7. ### WBahn Moderator

Mar 31, 2012
18,079
4,917
But using P=V^2/R is the FIRST method. It is asking you to use a SECOND method.

And don't drop your units. You did it just right the first time

R=(120V)^2/300W=48Ω

But now see if you can get the same answer WITHOUT using that equation.

So let me ask again. Given just the power and the voltage, can you find the CURRENT?

8. ### bwilliams60 Active Member

Nov 18, 2012
734
94
Can you not just use I = P/E ? What am I missing?

9. ### WBahn Moderator

Mar 31, 2012
18,079
4,917
That's what I've been trying to get the OP to come up with.
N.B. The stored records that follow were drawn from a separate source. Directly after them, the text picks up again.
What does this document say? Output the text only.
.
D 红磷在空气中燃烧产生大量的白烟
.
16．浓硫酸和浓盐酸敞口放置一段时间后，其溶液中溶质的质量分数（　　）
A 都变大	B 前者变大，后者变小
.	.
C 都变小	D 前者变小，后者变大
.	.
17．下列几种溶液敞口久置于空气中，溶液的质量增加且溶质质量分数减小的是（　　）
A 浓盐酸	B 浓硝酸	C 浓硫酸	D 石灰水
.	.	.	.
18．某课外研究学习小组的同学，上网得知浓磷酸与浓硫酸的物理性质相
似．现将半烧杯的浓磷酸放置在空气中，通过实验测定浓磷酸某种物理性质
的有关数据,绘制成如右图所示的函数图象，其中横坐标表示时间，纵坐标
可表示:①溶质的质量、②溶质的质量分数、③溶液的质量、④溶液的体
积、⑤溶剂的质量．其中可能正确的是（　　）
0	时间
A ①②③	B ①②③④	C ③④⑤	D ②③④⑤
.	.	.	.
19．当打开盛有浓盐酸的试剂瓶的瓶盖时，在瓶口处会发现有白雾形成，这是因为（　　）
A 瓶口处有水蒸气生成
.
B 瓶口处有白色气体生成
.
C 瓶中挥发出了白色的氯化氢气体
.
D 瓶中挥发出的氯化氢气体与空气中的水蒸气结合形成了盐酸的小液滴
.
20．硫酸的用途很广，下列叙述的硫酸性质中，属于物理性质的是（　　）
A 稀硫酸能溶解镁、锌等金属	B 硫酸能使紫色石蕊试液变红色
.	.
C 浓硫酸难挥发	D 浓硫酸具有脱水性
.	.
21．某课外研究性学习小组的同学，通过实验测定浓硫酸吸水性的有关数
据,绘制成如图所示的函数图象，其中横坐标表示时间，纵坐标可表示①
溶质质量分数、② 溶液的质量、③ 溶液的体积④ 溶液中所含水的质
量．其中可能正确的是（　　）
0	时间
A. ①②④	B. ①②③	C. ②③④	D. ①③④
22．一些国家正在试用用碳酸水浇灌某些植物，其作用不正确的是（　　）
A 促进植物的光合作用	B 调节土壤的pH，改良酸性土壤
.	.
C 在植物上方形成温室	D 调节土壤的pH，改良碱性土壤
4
Thanks for doing his thinking for him so that he doesn't have to.

10. ### electronicsnewb Thread Starter New Member

Dec 8, 2012
5
0
Sorry, I guess I wasn't reading and thinking straight when I replied. Since it involves the relationship of power voltage, current, and resistance, using the formula I=P/V with P and V known to find the current, and then using the formula R=P/I^2 to find the resistance will be the right steps to take.

I=300W/120V=2.5A

R=300W/2.5^2A=48Ω

11. ### WBahn Moderator

Mar 31, 2012
18,079
4,917
Or yet a "third" way.

I = 300W/120V = 2.5A

Now use Ohm's Law

R = V/I = 120V/2.5A = 48Ω

But, at the end of the day, these are ALL the same approach.

What have two relationships:

P = V*I
V = I*R

All each of these three methods are doing is applying these two relationships in slightly different order. The first method (the most direct), uses the second relation to replace I in the first in order to use it with only V. The second method uses the second relation to find I and then uses the second relation to replace V in the first in order to use it with only I. The third (the most fundamental), use the first to find I and the second to find R.

12. ### bwilliams60 Active Member

Nov 18, 2012
734
94
WBahn, I admire the fact that you are trying to help him but sometimes all people are not geniuses and need a little help. It is nice that you are very knowledgeable and willing to help, but the rest of us are not at the genius level yet.